Patients can return to play once full, painless range of motion and full strength are obtained and the athlete is able to perform sport-specific tasks. Athletes who return to play with persistent pain and swelling are at risk for reinjury. Athletes playing high-risk sports will benefit from bracing or taping to prevent recurrent injury and improve proprioception.
Although the prognosis for sprains generally is very good with adequate treatment and rehabilitation, complications can include stiffness from prolonged immobilization, recurrent instability, or osteochondral defects. Persistent pain for more than 6 to 8 weeks after an injury may indicate a need for further imaging to rule out a fracture.
Indications for referral to an orthopedist include fracture, dislocation, subluxation, syndesmosis injury (high-ankle sprain), tendon rupture, intra-articular wound, hand injuries, and neurovascular compromise. Clinicians should remind patients to wear appropriate helmets, protective padding, wrist guards, and high-top shoes or lace-up braces to prevent injuries.

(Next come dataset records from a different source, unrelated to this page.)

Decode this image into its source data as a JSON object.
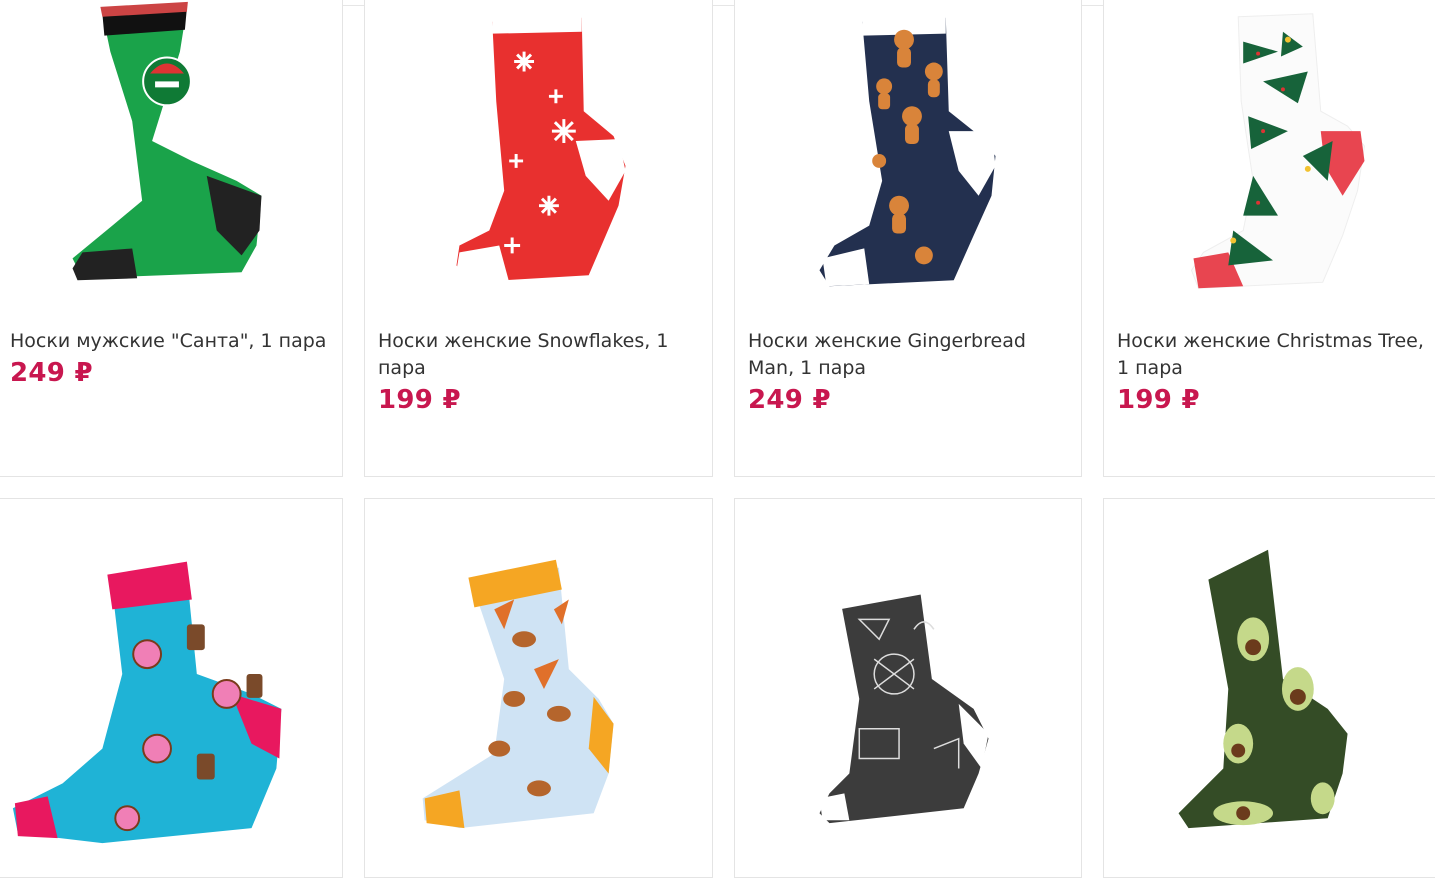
{
  "products": [
    {
      "title": "Носки мужские \"Санта\", 1 пара",
      "price": "249 ₽",
      "image": "sock-santa-green"
    },
    {
      "title": "Носки женские Snowflakes, 1 пара",
      "price": "199 ₽",
      "image": "sock-snowflakes-red"
    },
    {
      "title": "Носки женские Gingerbread Man, 1 пара",
      "price": "249 ₽",
      "image": "sock-gingerbread-navy"
    },
    {
      "title": "Носки женские Christmas Tree, 1 пара",
      "price": "199 ₽",
      "image": "sock-christmas-tree-white"
    },
    {
      "title": "",
      "price": "",
      "image": "sock-donuts-coffee-blue"
    },
    {
      "title": "",
      "price": "",
      "image": "sock-pizza-burger-lightblue"
    },
    {
      "title": "",
      "price": "",
      "image": "sock-math-chalkboard-grey"
    },
    {
      "title": "",
      "price": "",
      "image": "sock-avocado-green"
    }
  ],
  "colors": {
    "price": "#c8174f",
    "text": "#333333",
    "border": "#e4e4e4"
  }
}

Comments: When last we published an In Brief on sprains in 2008, the Ottawa Ankle Rules, which provide indications for radiography in patients with trauma to the ankle, had been well validated only for adults. No surprise that studies involving children were late to come, but, at last, patients no longer have to be old enough to vote for the Rules to apply. As Drs Canares and Lockhart report, the Rules have been validated for children older than 6 years, covering the great majority of pediatric patients with ankle injuries and allowing us to safely reduce their exposure to radiation.